陪房媽媽告訴她,她的兄長外出為官,任地太遠,山長路迢。蘇州跟余杭那樣近,何必還舍近去遠,既然婚期將近,容家就把她接到別苑待嫁,還讓容家最小的女兒搬來陪她。
真娘在病中失卻的那些血肉,在別苑又長了回來。
容朝華已經十六,真娘依舊目光澄澈,意態天真,瞧著不過二十出頭的模樣。
她伸頭往小花籃里張了張“就這么點兒啊還不夠做兩塊糕的”先是嫌少,跟著立時改了主意,“那就不做糕了,我給你縫個香包罷,你一個我一個。”
說著急急把容朝華拉進屋,又將丫頭婆子們全趕到廊下去,扒著花窗向外嚷嚷“冰心,玉壺,全不許在廊下站著,都走遠些。”
屋外的丫頭們笑著答應,都退到屋外廊下,沉璧先是站到了廊下,想一想又站到院門口去。
真娘抽個大枕,跟朝華腦袋挨著腦袋躺在鈿螺云石床上,她湊到朝華耳邊“三哥又給我寫信了。”
春光透過花枝映在她臉上,朝華看著永遠長不大的母親,語帶縱容“這有什么稀奇,他哪一天不給你寫信”
容家三郎進京科舉,兩人只能通信以慰相思之苦。
真娘將信藏在袖籠中,時不時就伸手捏上一捏摸上一摸,阿容既是她未來小姑,又是她最好的朋友,急巴巴等著阿容來,就是為了分享喜悅。
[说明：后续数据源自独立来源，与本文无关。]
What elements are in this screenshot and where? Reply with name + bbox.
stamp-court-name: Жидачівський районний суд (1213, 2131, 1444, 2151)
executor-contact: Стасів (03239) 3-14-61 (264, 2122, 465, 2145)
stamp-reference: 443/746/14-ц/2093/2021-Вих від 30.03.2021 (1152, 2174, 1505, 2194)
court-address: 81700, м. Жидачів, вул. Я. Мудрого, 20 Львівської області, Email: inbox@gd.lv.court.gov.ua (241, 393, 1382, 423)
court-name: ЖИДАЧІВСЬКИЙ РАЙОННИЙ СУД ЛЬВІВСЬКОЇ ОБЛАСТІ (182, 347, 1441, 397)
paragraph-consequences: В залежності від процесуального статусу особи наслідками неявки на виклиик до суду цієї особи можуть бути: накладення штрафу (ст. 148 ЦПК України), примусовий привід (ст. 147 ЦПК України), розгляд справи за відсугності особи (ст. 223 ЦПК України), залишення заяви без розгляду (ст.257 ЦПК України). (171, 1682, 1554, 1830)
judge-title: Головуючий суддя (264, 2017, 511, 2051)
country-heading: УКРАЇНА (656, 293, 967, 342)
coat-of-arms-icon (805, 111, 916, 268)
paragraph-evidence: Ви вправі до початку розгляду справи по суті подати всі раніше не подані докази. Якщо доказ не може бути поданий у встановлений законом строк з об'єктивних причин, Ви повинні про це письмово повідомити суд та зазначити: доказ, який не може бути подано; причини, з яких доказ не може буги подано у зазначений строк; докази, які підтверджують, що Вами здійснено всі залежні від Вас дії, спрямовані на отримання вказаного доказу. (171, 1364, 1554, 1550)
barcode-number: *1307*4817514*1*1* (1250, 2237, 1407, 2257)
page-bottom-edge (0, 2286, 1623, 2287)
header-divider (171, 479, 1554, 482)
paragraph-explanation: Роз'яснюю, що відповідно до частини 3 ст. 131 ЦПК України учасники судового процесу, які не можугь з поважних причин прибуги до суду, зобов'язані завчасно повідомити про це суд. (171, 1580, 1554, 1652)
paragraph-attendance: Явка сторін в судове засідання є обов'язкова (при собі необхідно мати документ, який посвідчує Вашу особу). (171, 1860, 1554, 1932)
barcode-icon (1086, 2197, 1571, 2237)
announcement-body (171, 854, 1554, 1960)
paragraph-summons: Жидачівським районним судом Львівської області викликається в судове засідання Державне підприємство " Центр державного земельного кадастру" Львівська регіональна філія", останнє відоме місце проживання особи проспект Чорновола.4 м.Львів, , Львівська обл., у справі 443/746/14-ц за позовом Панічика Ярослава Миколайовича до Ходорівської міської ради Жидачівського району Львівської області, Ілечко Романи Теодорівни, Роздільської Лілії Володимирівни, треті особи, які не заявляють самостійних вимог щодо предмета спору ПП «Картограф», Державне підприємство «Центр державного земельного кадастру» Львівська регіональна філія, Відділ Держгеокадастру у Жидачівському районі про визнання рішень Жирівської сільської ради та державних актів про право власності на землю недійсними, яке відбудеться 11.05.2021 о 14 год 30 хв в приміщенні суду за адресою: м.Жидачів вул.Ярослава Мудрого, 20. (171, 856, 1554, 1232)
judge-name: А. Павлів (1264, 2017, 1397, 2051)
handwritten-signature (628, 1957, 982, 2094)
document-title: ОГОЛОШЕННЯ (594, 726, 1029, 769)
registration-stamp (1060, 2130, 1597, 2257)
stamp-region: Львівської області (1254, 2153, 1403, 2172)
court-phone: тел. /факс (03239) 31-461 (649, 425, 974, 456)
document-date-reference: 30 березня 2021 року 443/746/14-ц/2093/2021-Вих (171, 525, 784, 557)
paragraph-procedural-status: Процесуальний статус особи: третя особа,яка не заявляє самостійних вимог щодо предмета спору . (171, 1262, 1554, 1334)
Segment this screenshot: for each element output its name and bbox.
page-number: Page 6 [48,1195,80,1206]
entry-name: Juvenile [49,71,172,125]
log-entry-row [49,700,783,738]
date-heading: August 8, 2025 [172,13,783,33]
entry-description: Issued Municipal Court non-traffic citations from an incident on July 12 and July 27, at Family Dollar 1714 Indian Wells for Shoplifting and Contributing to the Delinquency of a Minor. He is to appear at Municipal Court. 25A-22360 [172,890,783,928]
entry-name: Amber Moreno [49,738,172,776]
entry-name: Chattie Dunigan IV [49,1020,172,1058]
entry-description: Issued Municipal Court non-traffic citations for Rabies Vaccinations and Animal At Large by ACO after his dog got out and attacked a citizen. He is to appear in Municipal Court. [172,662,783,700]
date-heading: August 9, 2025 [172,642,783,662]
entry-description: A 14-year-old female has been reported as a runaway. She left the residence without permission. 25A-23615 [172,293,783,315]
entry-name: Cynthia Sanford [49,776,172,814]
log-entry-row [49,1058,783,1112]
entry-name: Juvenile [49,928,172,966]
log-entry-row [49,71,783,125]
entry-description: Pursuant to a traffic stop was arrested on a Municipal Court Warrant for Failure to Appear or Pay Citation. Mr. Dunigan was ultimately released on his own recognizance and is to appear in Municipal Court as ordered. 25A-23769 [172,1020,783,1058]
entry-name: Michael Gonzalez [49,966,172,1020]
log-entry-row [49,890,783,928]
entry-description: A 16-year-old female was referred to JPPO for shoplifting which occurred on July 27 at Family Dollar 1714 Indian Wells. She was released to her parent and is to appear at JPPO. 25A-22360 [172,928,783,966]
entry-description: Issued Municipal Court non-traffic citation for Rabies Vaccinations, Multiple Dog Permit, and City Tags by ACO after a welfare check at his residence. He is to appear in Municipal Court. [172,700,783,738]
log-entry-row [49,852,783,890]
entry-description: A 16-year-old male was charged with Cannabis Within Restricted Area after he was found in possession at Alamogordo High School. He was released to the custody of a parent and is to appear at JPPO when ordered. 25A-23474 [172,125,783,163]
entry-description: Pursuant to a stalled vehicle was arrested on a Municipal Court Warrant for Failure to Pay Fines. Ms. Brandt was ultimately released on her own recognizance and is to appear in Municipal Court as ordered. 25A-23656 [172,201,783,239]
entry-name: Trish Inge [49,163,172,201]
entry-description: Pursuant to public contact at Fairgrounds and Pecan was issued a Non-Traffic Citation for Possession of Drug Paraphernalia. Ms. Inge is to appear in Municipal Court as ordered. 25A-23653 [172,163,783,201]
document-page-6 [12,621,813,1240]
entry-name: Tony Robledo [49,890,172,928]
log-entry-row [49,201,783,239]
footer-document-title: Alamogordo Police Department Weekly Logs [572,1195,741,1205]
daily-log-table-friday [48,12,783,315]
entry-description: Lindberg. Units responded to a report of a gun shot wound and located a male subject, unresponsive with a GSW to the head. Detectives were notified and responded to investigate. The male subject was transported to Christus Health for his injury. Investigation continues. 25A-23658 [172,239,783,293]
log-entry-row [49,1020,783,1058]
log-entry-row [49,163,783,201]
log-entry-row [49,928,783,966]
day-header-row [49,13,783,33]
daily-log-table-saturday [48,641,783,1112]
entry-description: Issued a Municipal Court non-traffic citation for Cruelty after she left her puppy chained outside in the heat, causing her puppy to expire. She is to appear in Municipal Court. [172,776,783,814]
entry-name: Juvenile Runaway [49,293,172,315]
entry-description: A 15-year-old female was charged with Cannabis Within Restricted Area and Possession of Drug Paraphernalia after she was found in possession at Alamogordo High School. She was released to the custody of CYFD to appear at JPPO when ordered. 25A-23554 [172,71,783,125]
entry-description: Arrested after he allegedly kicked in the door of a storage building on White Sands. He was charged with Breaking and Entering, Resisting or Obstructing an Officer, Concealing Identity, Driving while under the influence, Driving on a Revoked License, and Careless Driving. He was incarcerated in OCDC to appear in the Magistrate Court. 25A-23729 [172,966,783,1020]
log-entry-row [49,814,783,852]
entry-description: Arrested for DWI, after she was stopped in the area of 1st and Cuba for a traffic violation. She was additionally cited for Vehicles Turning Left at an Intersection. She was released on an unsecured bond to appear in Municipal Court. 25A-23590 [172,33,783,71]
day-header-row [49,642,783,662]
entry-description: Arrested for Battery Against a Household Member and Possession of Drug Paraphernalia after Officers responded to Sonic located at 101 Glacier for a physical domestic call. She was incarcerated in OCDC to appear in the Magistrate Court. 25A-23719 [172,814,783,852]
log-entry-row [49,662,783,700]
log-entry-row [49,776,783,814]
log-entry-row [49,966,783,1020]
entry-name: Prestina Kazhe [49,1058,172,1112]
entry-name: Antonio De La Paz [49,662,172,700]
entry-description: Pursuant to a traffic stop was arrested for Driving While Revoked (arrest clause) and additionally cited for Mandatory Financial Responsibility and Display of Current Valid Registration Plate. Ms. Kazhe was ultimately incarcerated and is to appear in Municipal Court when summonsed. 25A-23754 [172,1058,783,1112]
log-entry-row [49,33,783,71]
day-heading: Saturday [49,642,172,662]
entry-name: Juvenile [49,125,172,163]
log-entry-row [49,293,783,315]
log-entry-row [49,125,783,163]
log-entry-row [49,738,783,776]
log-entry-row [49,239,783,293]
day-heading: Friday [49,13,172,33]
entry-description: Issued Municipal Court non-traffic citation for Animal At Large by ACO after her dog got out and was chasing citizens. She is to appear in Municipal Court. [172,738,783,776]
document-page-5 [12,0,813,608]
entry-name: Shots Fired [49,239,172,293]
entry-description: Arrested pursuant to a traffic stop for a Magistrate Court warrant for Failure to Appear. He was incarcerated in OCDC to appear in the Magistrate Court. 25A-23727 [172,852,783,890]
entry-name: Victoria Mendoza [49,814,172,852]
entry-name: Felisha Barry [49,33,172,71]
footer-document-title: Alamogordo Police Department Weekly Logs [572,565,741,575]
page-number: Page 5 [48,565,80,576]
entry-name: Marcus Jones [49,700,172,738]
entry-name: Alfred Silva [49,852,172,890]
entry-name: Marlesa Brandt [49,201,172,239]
“不一樣嘛。”真娘羞惱,先把身子挪走,又舍不得生阿容的氣,把頭湊過來。
容朝華看她扭走又扭回來,忍不住放軟了聲音“寫了什么呢”
每到春天,母親犯病的次數就會更頻繁些。
“那我怎么能告訴你你都還沒定人家呢”真娘玉面緋紅,眼睛里含著光,還沒說到第三句,自己先撐不住了。
她又湊到容朝華耳畔,壓低了聲說“三哥他問我孩子起什么名字”
這話是容朝華第一次聽。
她從真娘每日的囈語中拼湊出母親與父親曾經那些心意相和,情之難抑的時光。
“起了什么名字”容家的女兒都從令字,取美好之意,只有三房的女孩兒不同,朝華一直好奇,今天有答案了。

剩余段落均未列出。